Rheinischer Sauerbraten wurde ursprünglich mit Pferdefleisch zubereitet, da dieses sehr günstig war. Heute wird jedoch überwiegend Rindfleisch verwendet.

Rheinischer Sauerbraten
Zutaten:
500 ml trockener Rotwein (z.B. Bordeaux)
1/8 l Essig
1 Bd. Suppengrün
3 Zwiebeln
1 EL Pfeffer-Körner
3 Lorbeerblätter
4 Wacholderbeeren
2 Gewürznelken
1 kg Rinderbraten
50 g Fett (zum anbraten)
100 g Lebkuchen
3 bis 4 EL Rosinen
1/8 l Gemüsebrühe
Salz


Zubereitung:

Da das Fleisch für den Rheinischen Sauerbraten erst einige Tage in der Marinade liegen muss, beginne ich mindestens drei Tage zuvor mit der Zubereitung.
Als Erstes wird also für die Marinade das Suppengrün vorbereitet, die Karotten, den Sellerie und den Lauch waschen, die Karotten schälen, von dem Sellerie die bräunlichen Stellen abschneiden und beides klein würfeln. Den Lauch in dünne Ringe schneiden.
Die Zwiebeln abziehen und vierteln.

In einer verschließbaren Schüssel den Rotwein zusammen mit dem Essig mischen und das kleingeschnittene Gemüse hinzugeben.
Anschließend das Ganze noch mit den Lorbeerblättern, den Gewürznelken, den Pfefferkörnern sowie dem Wacholder vermengen.
Das Fleisch sollte nun verschlossen an einem kalten Ort für mindestens drei Tage durchziehen können. Während dieser Zeit, das Fleisch öfter mal wenden.

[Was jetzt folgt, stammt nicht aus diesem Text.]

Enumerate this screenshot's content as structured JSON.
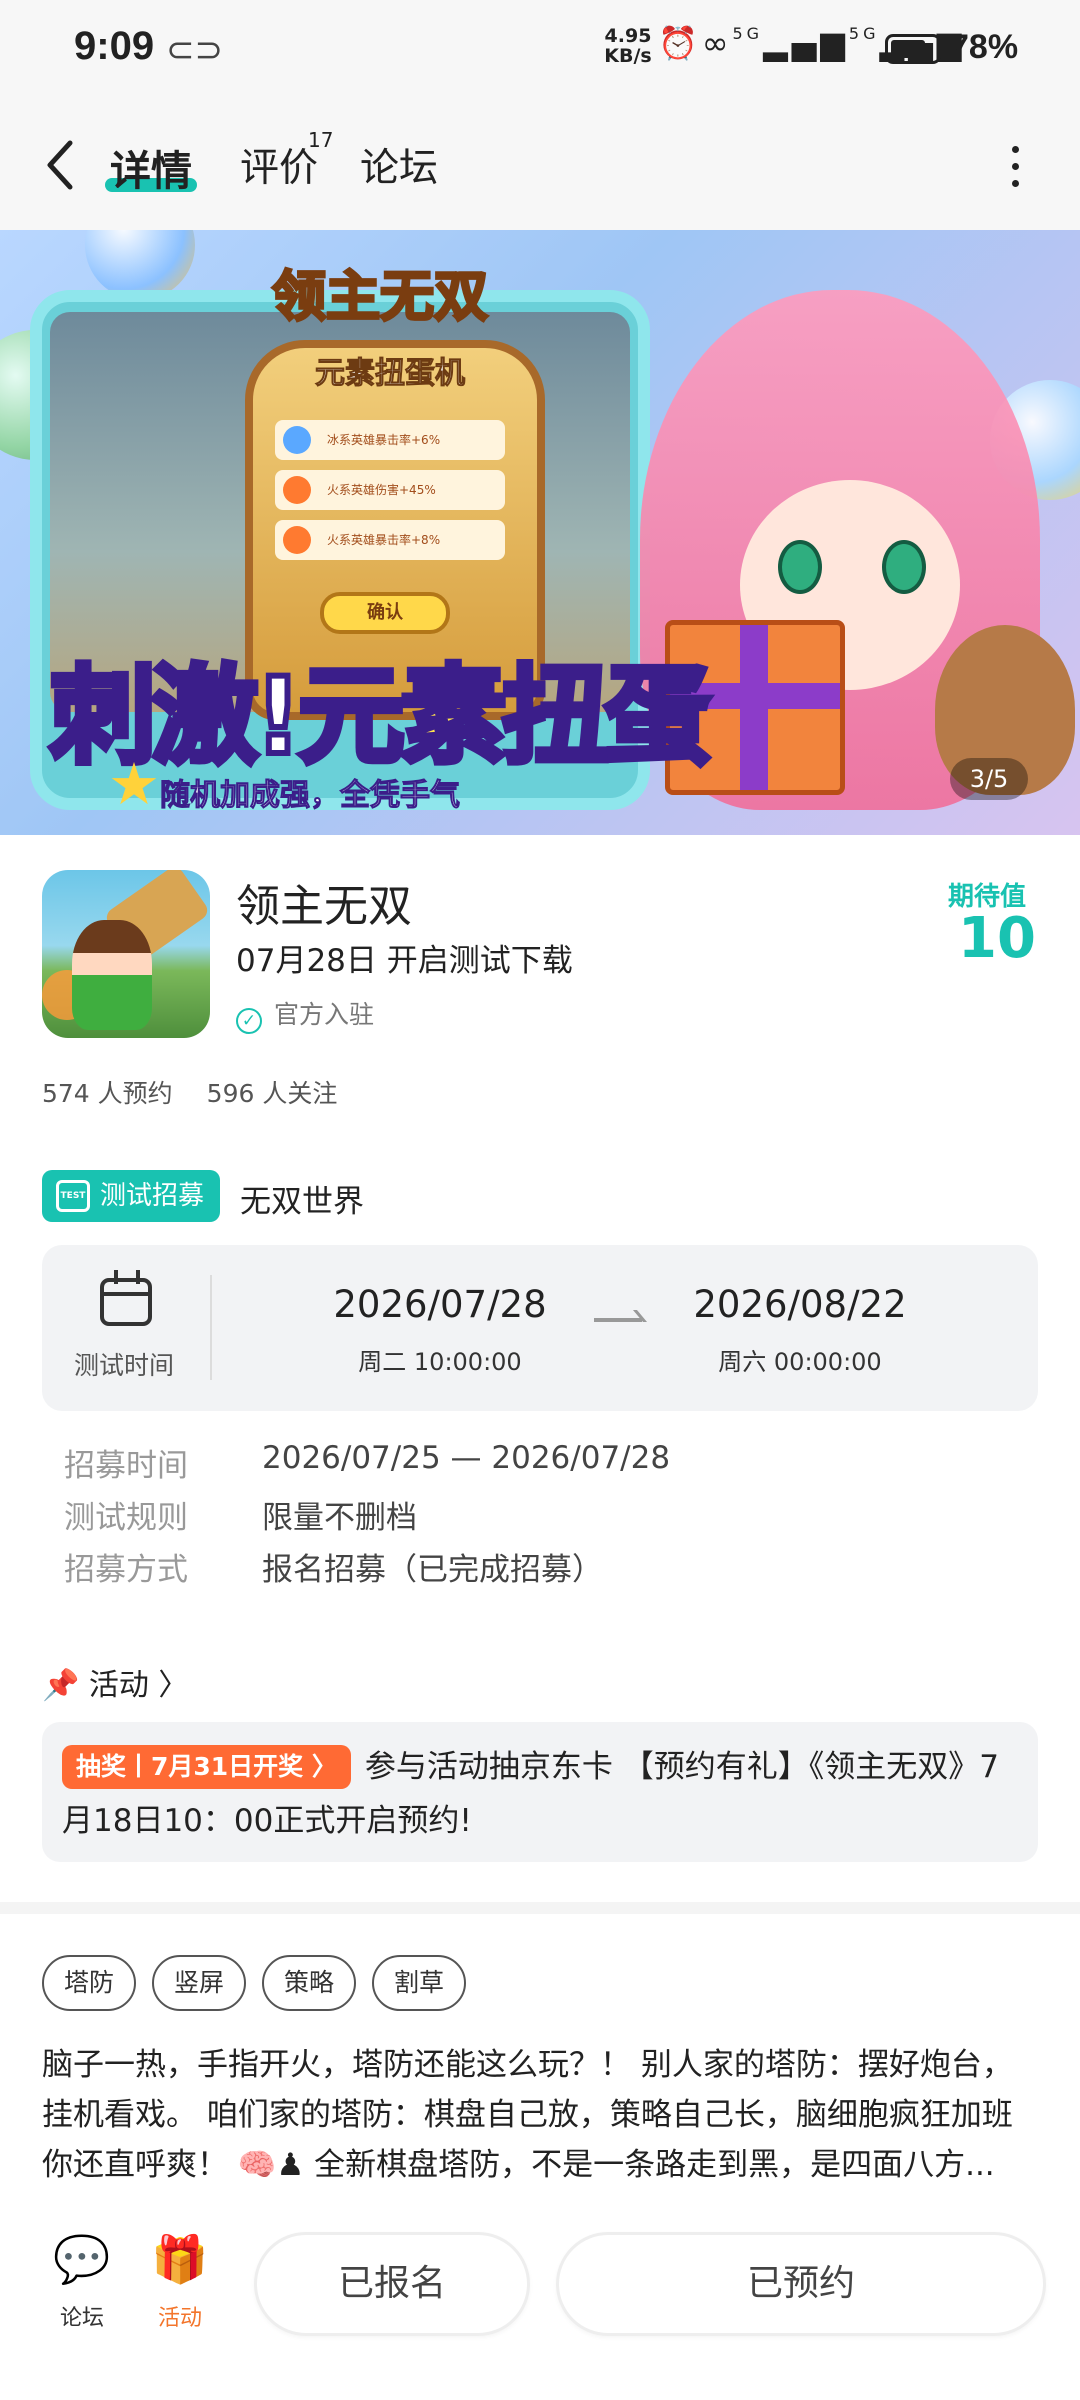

Alternativ zu der verschließbaren Schüssel, kann das Fleisch mit samt der Marinade auch in einen Gefrierbeutel gefüllt werden.
An dem eigentlichen Zubereitungstag, wird das Fleisch aus der Marinade genommen und ein wenig mit Salz eingerieben.
In einem großen Topf das Fett erhitzen und das Fleisch ringsum scharf anbraten.

Die Gemüsebrühe nun mit der gleichen Menge Marinade auffüllen und das Fleisch damit ablöschen.
Auf kleiner Stufe nun den Rheinischen Sauerbraten 1 Stunde köcheln lassen, dabei das Fleisch immer wieder mit der Soße übergießen.
In dieser Zeit den Lebkuchen zerkleinern und zusammen mit dem Rosinennach dieser Kochzeit in die Soße einrühren.

Der Rheinische Sauerbraten muss nun noch einmal für ca. 45 min schmoren.
Zum Anrichten das Fleisch in Scheiben schneiden und mit der Soße sowie Rotkohl und Knödel servieren.
Statt des Lebkuchens kann auch Pumpernickel verwendet werden.